22/1/11

Alain Badiou y la definición del enemigo

Foto: Alain Badiou

José Natanson

El filósofo francés Alain Badiou se propone sacar a la filosofía del ámbito hermético de la academia y acercarla a la realidad. Su último ensayo, Circunstancias (Libros del Zorzal), está integrado por tres artículos, uno de ellos, interesante y en algunos aspectos, profético, analiza la política imperial norteamericana pos 11 de septiembre. 

Formado en el marxismo, Badiou incorporó a su obra elementos del estructuralismo y del psicoanálisis, dedicó buena parte de su carrera a analizar las consecuencias del Mayo Francés (uno de sus libros más célebres es El ser y el acontecimiento) y mantuvo una célebre polémica con Deleuze.


Durante veinte años enseñó filosofía en la Université de París VIII y hoy es director de la Ecole Normale Supérieure. Pasó por Buenos Aires para una conferencia a sala llena en la Alianza Francesa.

Circunstancias incluye un artículo sobre la política francesa, otro sobre la guerra en Serbia y uno especialmente interesante, sobre la reacción norteamericana a los atentados contra las Torres Gemelas, que comienza con un intento por enfocar el cambio operado en la definición del “enemigo”.

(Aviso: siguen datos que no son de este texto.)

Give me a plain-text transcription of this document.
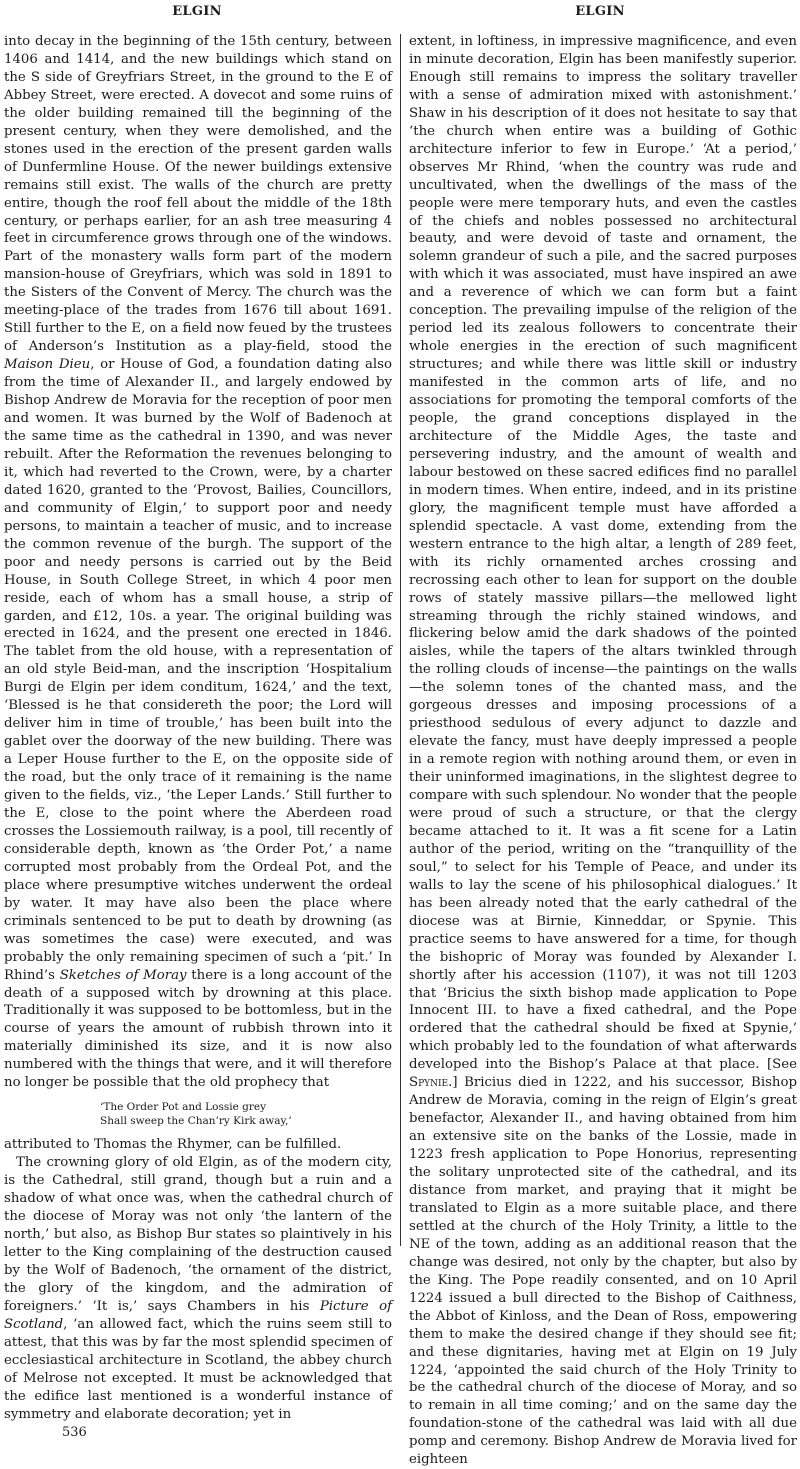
ELGIN	ELGIN

into decay in the beginning of the 15th century, between 1406 and 1414, and the new buildings which stand on the S side of Greyfriars Street, in the ground to the E of Abbey Street, were erected. A dovecot and some ruins of the older building remained till the beginning of the present century, when they were demolished, and the stones used in the erection of the present garden walls of Dunfermline House. Of the newer buildings extensive remains still exist. The walls of the church are pretty entire, though the roof fell about the middle of the 18th century, or perhaps earlier, for an ash tree measuring 4 feet in circumference grows through one of the windows. Part of the monastery walls form part of the modern mansion-house of Greyfriars, which was sold in 1891 to the Sisters of the Convent of Mercy. The church was the meeting-place of the trades from 1676 till about 1691. Still further to the E, on a field now feued by the trustees of Anderson’s Institution as a play-field, stood the Maison Dieu, or House of God, a foundation dating also from the time of Alexander II., and largely endowed by Bishop Andrew de Moravia for the reception of poor men and women. It was burned by the Wolf of Badenoch at the same time as the cathedral in 1390, and was never rebuilt. After the Reformation the revenues belonging to it, which had reverted to the Crown, were, by a charter dated 1620, granted to the ‘Provost, Bailies, Councillors, and community of Elgin,’ to support poor and needy persons, to maintain a teacher of music, and to increase the common revenue of the burgh. The support of the poor and needy persons is carried out by the Beid House, in South College Street, in which 4 poor men reside, each of whom has a small house, a strip of garden, and £12, 10s. a year. The original building was erected in 1624, and the present one erected in 1846. The tablet from the old house, with a representation of an old style Beid-man, and the inscription ‘Hospitalium Burgi de Elgin per idem conditum, 1624,’ and the text, ‘Blessed is he that considereth the poor; the Lord will deliver him in time of trouble,’ has been built into the gablet over the doorway of the new building. There was a Leper House further to the E, on the opposite side of the road, but the only trace of it remaining is the name given to the fields, viz., ‘the Leper Lands.’ Still further to the E, close to the point where the Aberdeen road crosses the Lossiemouth railway, is a pool, till recently of considerable depth, known as ‘the Order Pot,’ a name corrupted most probably from the Ordeal Pot, and the place where presumptive witches underwent the ordeal by water. It may have also been the place where criminals sentenced to be put to death by drowning (as was sometimes the case) were executed, and was probably the only remaining specimen of such a ‘pit.’ In Rhind’s Sketches of Moray there is a long account of the death of a supposed witch by drowning at this place. Traditionally it was supposed to be bottomless, but in the course of years the amount of rubbish thrown into it materially diminished its size, and it is now also numbered with the things that were, and it will therefore no longer be possible that the old prophecy that

‘The Order Pot and Lossie grey
Shall sweep the Chan’ry Kirk away,’

attributed to Thomas the Rhymer, can be fulfilled.

The crowning glory of old Elgin, as of the modern city, is the Cathedral, still grand, though but a ruin and a shadow of what once was, when the cathedral church of the diocese of Moray was not only ‘the lantern of the north,’ but also, as Bishop Bur states so plaintively in his letter to the King complaining of the destruction caused by the Wolf of Badenoch, ‘the ornament of the district, the glory of the kingdom, and the admiration of foreigners.’ ‘It is,’ says Chambers in his Picture of Scotland, ‘an allowed fact, which the ruins seem still to attest, that this was by far the most splendid specimen of ecclesiastical architecture in Scotland, the abbey church of Melrose not excepted. It must be acknowledged that the edifice last mentioned is a wonderful instance of symmetry and elaborate decoration; yet in

536

extent, in loftiness, in impressive magnificence, and even in minute decoration, Elgin has been manifestly superior. Enough still remains to impress the solitary traveller with a sense of admiration mixed with astonishment.’ Shaw in his description of it does not hesitate to say that ‘the church when entire was a building of Gothic architecture inferior to few in Europe.’ ‘At a period,’ observes Mr Rhind, ‘when the country was rude and uncultivated, when the dwellings of the mass of the people were mere temporary huts, and even the castles of the chiefs and nobles possessed no architectural beauty, and were devoid of taste and ornament, the solemn grandeur of such a pile, and the sacred purposes with which it was associated, must have inspired an awe and a reverence of which we can form but a faint conception. The prevailing impulse of the religion of the period led its zealous followers to concentrate their whole energies in the erection of such magnificent structures; and while there was little skill or industry manifested in the common arts of life, and no associations for promoting the temporal comforts of the people, the grand conceptions displayed in the architecture of the Middle Ages, the taste and persevering industry, and the amount of wealth and labour bestowed on these sacred edifices find no parallel in modern times. When entire, indeed, and in its pristine glory, the magnificent temple must have afforded a splendid spectacle. A vast dome, extending from the western entrance to the high altar, a length of 289 feet, with its richly ornamented arches crossing and recrossing each other to lean for support on the double rows of stately massive pillars—the mellowed light streaming through the richly stained windows, and flickering below amid the dark shadows of the pointed aisles, while the tapers of the altars twinkled through the rolling clouds of incense—the paintings on the walls—the solemn tones of the chanted mass, and the gorgeous dresses and imposing processions of a priesthood sedulous of every adjunct to dazzle and elevate the fancy, must have deeply impressed a people in a remote region with nothing around them, or even in their uninformed imaginations, in the slightest degree to compare with such splendour. No wonder that the people were proud of such a structure, or that the clergy became attached to it. It was a fit scene for a Latin author of the period, writing on the “tranquillity of the soul,” to select for his Temple of Peace, and under its walls to lay the scene of his philosophical dialogues.’ It has been already noted that the early cathedral of the diocese was at Birnie, Kinneddar, or Spynie. This practice seems to have answered for a time, for though the bishopric of Moray was founded by Alexander I. shortly after his accession (1107), it was not till 1203 that ‘Bricius the sixth bishop made application to Pope Innocent III. to have a fixed cathedral, and the Pope ordered that the cathedral should be fixed at Spynie,’ which probably led to the foundation of what afterwards developed into the Bishop’s Palace at that place. [See Spynie.] Bricius died in 1222, and his successor, Bishop Andrew de Moravia, coming in the reign of Elgin’s great benefactor, Alexander II., and having obtained from him an extensive site on the banks of the Lossie, made in 1223 fresh application to Pope Honorius, representing the solitary unprotected site of the cathedral, and its distance from market, and praying that it might be translated to Elgin as a more suitable place, and there settled at the church of the Holy Trinity, a little to the NE of the town, adding as an additional reason that the change was desired, not only by the chapter, but also by the King. The Pope readily consented, and on 10 April 1224 issued a bull directed to the Bishop of Caithness, the Abbot of Kinloss, and the Dean of Ross, empowering them to make the desired change if they should see fit; and these dignitaries, having met at Elgin on 19 July 1224, ‘appointed the said church of the Holy Trinity to be the cathedral church of the diocese of Moray, and so to remain in all time coming;’ and on the same day the foundation-stone of the cathedral was laid with all due pomp and ceremony. Bishop Andrew de Moravia lived for eighteen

“Anteriormente –escribe Badiou– cuando los gobiernos anunciaban que su deber era ‘erradicar el terrorismo’, se cuidaban mucho de hablar de ‘guerra’. ¿Cómo, en efecto, declarar la guerra a unos pocos civiles descarriados, a unos pocos fanáticos que ponen bombas, a una banda de anarquistas? La palabra ‘guerra’ es demasiado digna, está demasiado reservada para los conflictos entre Estados. Incluso durante la interminable y violenta guerra colonial contra los patriotas argelinos, que movilizó a centenares de miles de soldados, los gobiernos franceses, desde Mitterrand hasta De Gaulle, siempre hablaron de ‘mantenimiento del orden’ y de ‘pacificación’. Aún hoy, a la hora de ajustar la cuentas a los nacionalistas chechenos, Putin se cuida mucho de decir que, estrictamente hablando, hay guerra. En suma, al ‘terrorismo’ los gobiernos siempre oponen la represión, en general, bajo sus formas más violentas y más abyectas, pero siempre en el registro simbólico de la policía”.

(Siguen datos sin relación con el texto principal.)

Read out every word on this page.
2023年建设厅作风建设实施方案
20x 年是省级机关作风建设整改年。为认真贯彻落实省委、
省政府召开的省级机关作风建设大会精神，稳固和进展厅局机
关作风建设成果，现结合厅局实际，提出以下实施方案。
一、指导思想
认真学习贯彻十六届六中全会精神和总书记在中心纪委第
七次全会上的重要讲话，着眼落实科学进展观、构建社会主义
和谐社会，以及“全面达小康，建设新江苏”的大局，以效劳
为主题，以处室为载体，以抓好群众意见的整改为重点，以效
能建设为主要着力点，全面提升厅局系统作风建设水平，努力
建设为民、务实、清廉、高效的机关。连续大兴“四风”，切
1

¿Por qué –se pregunta Badiou– Estados Unidos prefiere hablar de “guerra” contra el terrorismo? ¿Por qué adopta una nueva definición? ¿Por qué saca al tema del registro policial y lo lleva al bélico? El filósofo francés –que escribió el artículo en plena guerra contra Afganistán, antes de la invasión a Irak– justifica el giro lingüístico en la necesidad de Estados Unidos de continuar con su campaña bélica. 

“Mi tesis –sostiene– es que la potencia imperial estadounidense, en la representación formal que se hace de sí misma, considera la guerra como una forma privilegiada, incluso única, de atestación de su existencia. Por lo demás, hoy en día, se constata que la poderosa unidad subjetiva que arrastra a los estadounidenses al deseo de venganza y de guerra se constituye inmediatamente en torno a la bandera y al ejército.”

Al margen de algunas imprecisiones (Badiou dice que Rusia codirige el mundo gracias a su poderío militar y a continuación agrega que Estados Unidos es una potencia hegemónica, lo cual es evidentemente una contradicción), el artículo es un intento valioso por sacar a la filosofía del lugar hiperabstracto en el que a veces se encuentra y acercarla al análisis de la realidad. En el final, Badiou explica sin vueltas su intención: “La filosofía no es, y jamás ha sido, la que dispone por sí misma las figuras efectivas de la emancipación. Esa es la tarea primordial del pensamiento político. Pero (la filosofía) es como el altillo en el cual, en tiempos difíciles, se acumulan algunos recursos, se ordenan algunas herramientas. Se afilan algunos cuchillos. Es sin duda, lo que propone a todas las demás formas del pensamiento una amplia reserva de medios. Esta vez, debe seleccionar y acumular sus recursos, sus instrumentos, sus cuchillos, en el ámbito de la afirmación y de lo infinito”.